Um dia perfeito em Luxor

«A sensação de mistério evocada pelas indecifráveis combinações de símbolos […] era por si mesma algo belo», 

escreveu o arquiteto e historiador da arquitetura holandês Joseph Rykwert acerca de como eram olhados os hieróglifos nos séculos XVI-XVIII, antes de se saber o que significavam aquelas inscrições. «A própria estranheza e grandeza do Egito sugeria o já citado comentário de Piranesi: ‘Do medo, brota o prazer’». E, poderíamos nós acrescentar: ‘do desconhecido, brota o medo’.

Essa espécie de feitiço – mas não o encanto – acabaria por ser quebrada em 1822 por um erudito francês que tinha aprendido a ler sozinho, estudara línguas antigas graças a uma bolsa instituída por Napoleão e se tornara professor da universidade aos 18 anos.

Falamos, obviamente, de Jean-François Champollion (1790-1832), o ‘pai’ da egiptologia e o protagonista (e narrador) do romance de Christian Jacq Champollion l’Egyptien. Aqui, Jacq (também ele egiptólogo) descreve-nos a muito ansiada viagem que o «genial decifrador dos hieróglifos» realizou ao Egito entre julho de 1828 e dezembro de 1829, poucos anos antes da sua morte prematura em Paris.

Trata-se de um excelente romance para acompanhar – quem tiver essa sorte – uma visita turística àquele país do norte de África; ou para recordar quem já lá esteve dos inesquecíveis locais e monumentos;ou até para servir, se não como substituto, pelo menos como pequeno consolo pela viagem que nunca se há de fazer.

Fiquemos com um excerto que nos transporta para outro espaço e outro tempo:«Oar era açucarado. Eu absorvia-o como uma iguaria. Nenhuma palavra poderia descrever este clima maravilhoso em que a luz penetra cada parcela do corpo. Seria um dia como os outros, habitado pelo sol, o Nilo, os templos e os trabalhos dos homens. Um dia perfeito em que a vida e a morte aceitariam, uma vez mais, confraternizar».

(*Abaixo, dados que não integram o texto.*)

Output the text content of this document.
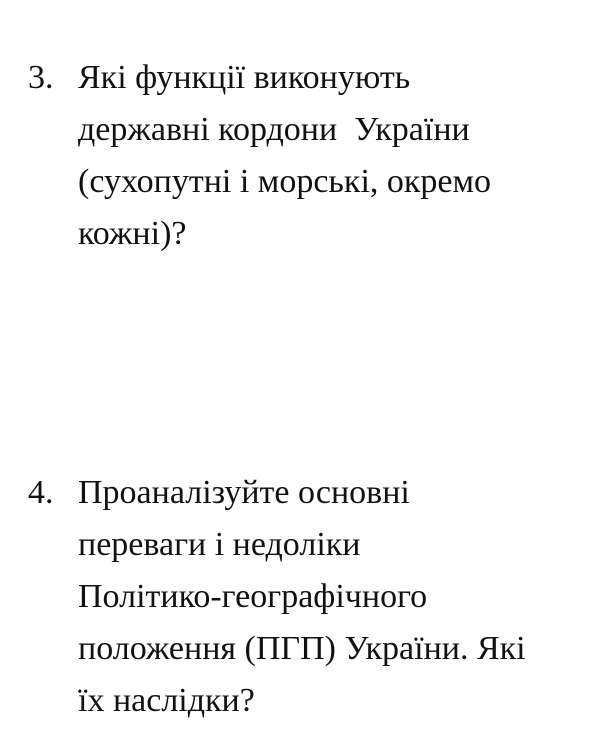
3. Які функції виконують
державні кордони  України
(сухопутні і морські, окремо
кожні)?
4. Проаналізуйте основні
переваги і недоліки
Політико-географічного
положення (ПГП) України. Які
їх наслідки?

E continua:«Diante de mim erguia-se Luxor, imenso palácio divino, precedido de dois obeliscos, talhados num trabalho perfeito de dois blocos de granito rosa e acompanhados de quatro colossos enterrados até ao peito. Reconheci de imediato a arte de Ramsés o Grande».

Evidentemente, embora cubra outro período, o livro não pode passar ao lado da decifração dos hieróglifos, esse momento eureka em que Champollion terá sentido uma emoção tão forte que perdeu os sentidos. «Copiando as inscrições, decifrei-as. Os hieróglifos já não eram uma língua morta, exterior a mim, mas um discurso vindo de dentro que se tornou tão natural quanto a língua materna. Eu estava a ler os hieróglifos.

Os signos dançaram bruscamente à frente dos meus olhos».

É curioso constatar que duas das grandes conquistas que mudaram o nosso entendimento do Antigo Egito – a decifração dos hieróglifos e a descoberta do túmulo de Tutankhamon – não foram realizadas por egípcios. Numa época em que tanto se fala de colonialismo, de espoliação e de opressão, nunca esqueçamos o que devemos a tantos e tantos europeus ilustres como Howard Carter e Champollion.